- The flag of the Chinese Communist Party before 1996
- Begins: August 12, 1977
- Ends: August 18, 1977
- Locations: Great Hall of the People, Beijing, China
- Previous event: 10th National Congress of the Chinese Communist Party (1973)
- Next event: 12th National Congress of the Chinese Communist Party (1982)
- Participants: 1,510 delegates
- Activity: Election of the 11th Central Committee
- Leader: Hua Guofeng (Leader of the Chinese Communist Party)

= 11th National Congress of the Chinese Communist Party =

1977 Chinese Communist Party conference

The 11th National Congress of the Chinese Communist Party was held in the Great Hall of the People, Beijing, between August 12–18, 1977, about five years before the 12th National Congress, and four years after the 10th National Congress. 1,510 delegates represented the party's estimated 35 million members.

The Congress formally declared the Cultural Revolution officially over after 11 years, ending a long chapter of Chinese history.
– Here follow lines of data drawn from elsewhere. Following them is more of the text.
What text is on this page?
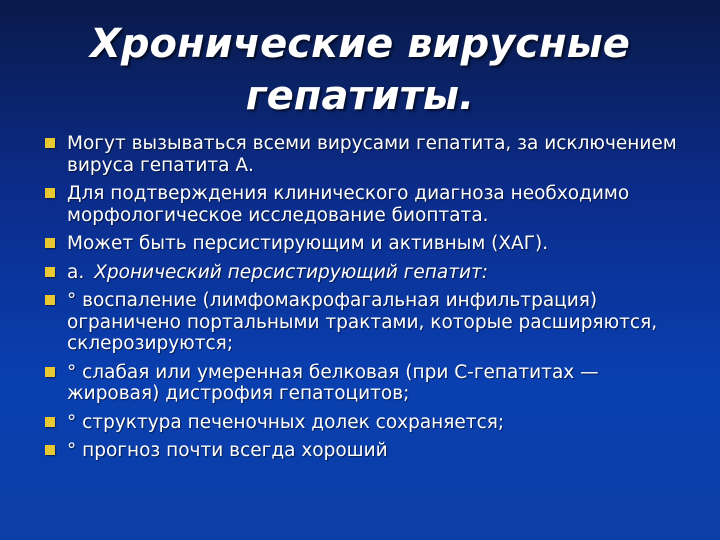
Хронические вирусные
гепатиты.
Могут вызываться всеми вирусами гепатита, за исключением вируса гепатита А.
Для подтверждения клинического диагноза необходимо морфологическое исследование биоптата.
Может быть персистирующим и активным (ХАГ).
а. Хронический персистирующий гепатит:
° воспаление (лимфомакрофагальная инфильтрация) ограничено портальными трактами, которые расширяются, склерозируются;
° слабая или умеренная белковая (при С-гепатитах — жировая) дистрофия гепатоцитов;
° структура печеночных долек сохраняется;
° прогноз почти всегда хороший
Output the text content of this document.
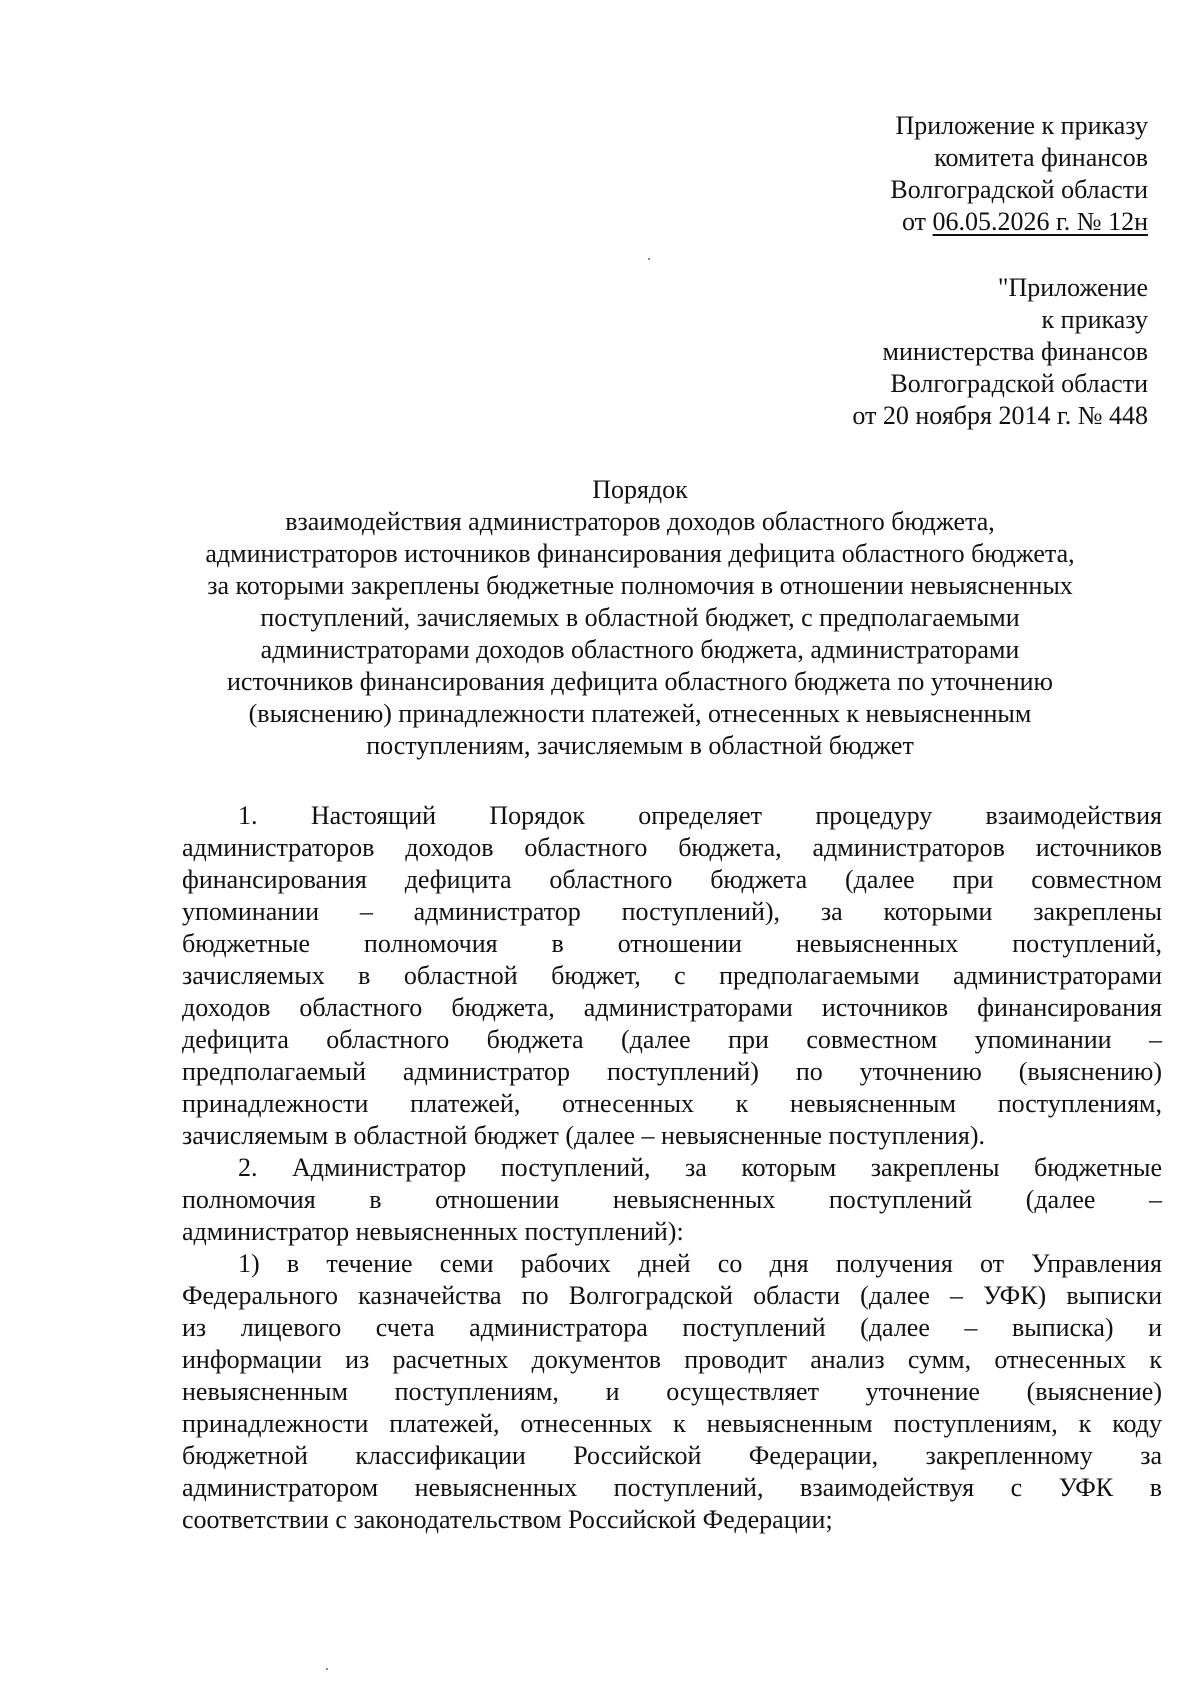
Приложение к приказу
комитета финансов
Волгоградской области
от 06.05.2026 г. № 12н
"Приложение
к приказу
министерства финансов
Волгоградской области
от 20 ноября 2014 г. № 448
Порядок
взаимодействия администраторов доходов областного бюджета,
администраторов источников финансирования дефицита областного бюджета,
за которыми закреплены бюджетные полномочия в отношении невыясненных
поступлений, зачисляемых в областной бюджет, с предполагаемыми
администраторами доходов областного бюджета, администраторами
источников финансирования дефицита областного бюджета по уточнению
(выяснению) принадлежности платежей, отнесенных к невыясненным
поступлениям, зачисляемым в областной бюджет
1. Настоящий Порядок определяет процедуру взаимодействия
администраторов доходов областного бюджета, администраторов источников
финансирования дефицита областного бюджета (далее при совместном
упоминании – администратор поступлений), за которыми закреплены
бюджетные полномочия в отношении невыясненных поступлений,
зачисляемых в областной бюджет, с предполагаемыми администраторами
доходов областного бюджета, администраторами источников финансирования
дефицита областного бюджета (далее при совместном упоминании –
предполагаемый администратор поступлений) по уточнению (выяснению)
принадлежности платежей, отнесенных к невыясненным поступлениям,
зачисляемым в областной бюджет (далее – невыясненные поступления).
2. Администратор поступлений, за которым закреплены бюджетные
полномочия в отношении невыясненных поступлений (далее –
администратор невыясненных поступлений):
1) в течение семи рабочих дней со дня получения от Управления
Федерального казначейства по Волгоградской области (далее – УФК) выписки
из лицевого счета администратора поступлений (далее – выписка) и
информации из расчетных документов проводит анализ сумм, отнесенных к
невыясненным поступлениям, и осуществляет уточнение (выяснение)
принадлежности платежей, отнесенных к невыясненным поступлениям, к коду
бюджетной классификации Российской Федерации, закрепленному за
администратором невыясненных поступлений, взаимодействуя с УФК в
соответствии с законодательством Российской Федерации;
The Gang of Four were fully criticized for their role in the revolution. However, it also affirmed the "success" of the revolution and declared that class struggle would remain the hallmark of Chinese socialism. Hua Guofeng was formally elected as Chairman of the 11th Central Committee of the Chinese Communist Party and was elected to the chairmanship of the Central Military Commission. The Political Bureau was also renewed with new memberships when the 11th Politburo was elected as a result of the congress.